In this month’s feature article, Michael Knights illuminates the nexus between Iraq’s oil sector and the Iran threat network. He writes: “The Iran threat network suffered grievous blows in Lebanon, Syria, Gaza, and Iran itself in 2024, and this has arguably made oil-rich Iraq even more important to the network. Facing renewed maximum pressure from the United States, Iran needs not only Iraq’s terrorist fundraising potential but also its value as a ‘laundromat’ through which Iranian energy products can be fraudulently relabeled as Iraqi exports. Using their control of the al-Sudani government, Iran-backed terrorist groups and militias are developing significant new strands of threat financing using Iraq’s oil sector, which combine to provide billions of dollars of illicit value each year. Iraq is thus emerging as Iran’s best bet for neutering the Trump administration’s renewed maximum pressure campaign.” He notes that “U.S.-designated foreign terrorist organizations are no longer content to steal oil, only to have smuggling businessmen realize most of the profits. Instead, terrorist organizations have muscled into this value-addition segment of the oil market in recent years, with AAH [Asaib Ahl al-Haq] and KH [Kataib Hezbollah] leading the pack.”

Our interview is with Charlie Winter, the co-founder and chief research officer of ExTrac AI, an AI-assisted intelligence platform that identifies, maps, and forecasts geopolitical risk, including in the counterterrorism space. He states: “Our USP pivots around accessing, ingesting, and processing high-relevance publicly available information and data from hard-to-reach parts of the internet that reflects the online and offline activities and psychological operations of various non-state and state threat actors. And through our platform, which is both a web and mobile app, we provide both access to that data and the ability to generate insight from it rapidly—and we do that using a range of different kinds of automation, machine learning, [and] artificial intelligence.” He adds: “We essentially have built our system to let machines do what they do best and let human analysts do what they do best, and enable the analysts to spend a lot more time performing the highest-value tasks in the intelligence cycle.”
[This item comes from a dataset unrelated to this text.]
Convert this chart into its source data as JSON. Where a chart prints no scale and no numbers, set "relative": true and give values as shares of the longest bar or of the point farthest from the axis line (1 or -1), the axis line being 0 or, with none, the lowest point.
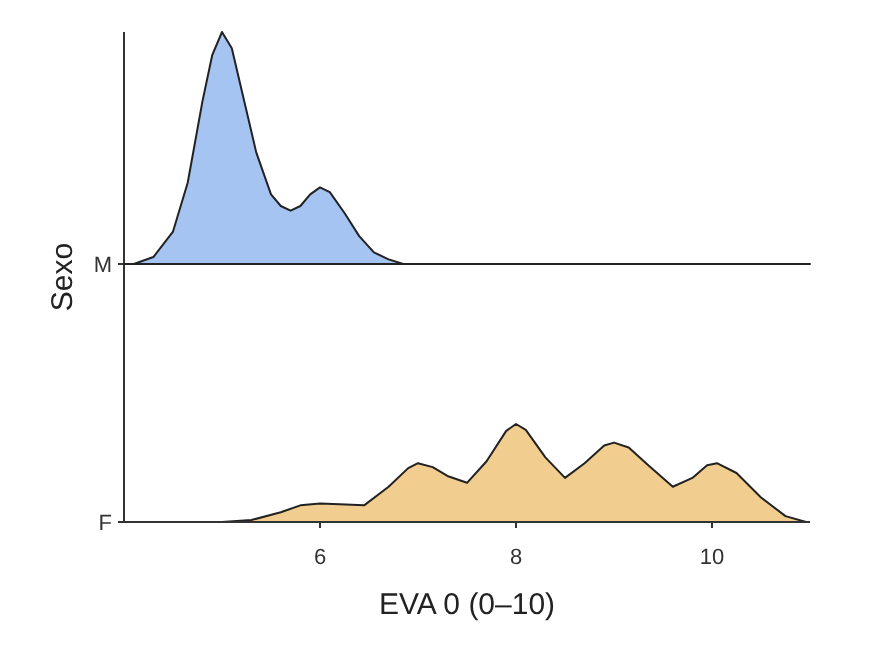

Ayush Verma, Imtiaz Baloch, and Riccardo Valle examine the Baloch insurgency in Pakistan. They write: “The Baloch insurgency in Pakistan has intensified sharply since the beginning of 2025, marked by sophisticated attacks such as the Jaffar Express hijacking by Baloch Liberation Army-Jeeyand faction (BLA-J) on March 11, 2025, which resulted in the kidnapping of more than 400 passengers and death of at least 26 hostages. Groups like BLA-J, Balochistan Liberation Front (BLF), and Baloch Liberation Army-Azad faction (BLA-A) continue to deploy suicide bombers, including women, and temporarily seize territories, targeting Chinese nationals and China-Pakistan Economic Corridor (CPEC) projects. The insurgency’s regional spillover, especially into Iran, and competition for resources and prominence among factions of the insurgency further complicate Pakistan’s internal security.” They add: “Without a political resolution addressing long-standing grievances, the insurgency threatens to escalate, destabilizing both national and regional security.”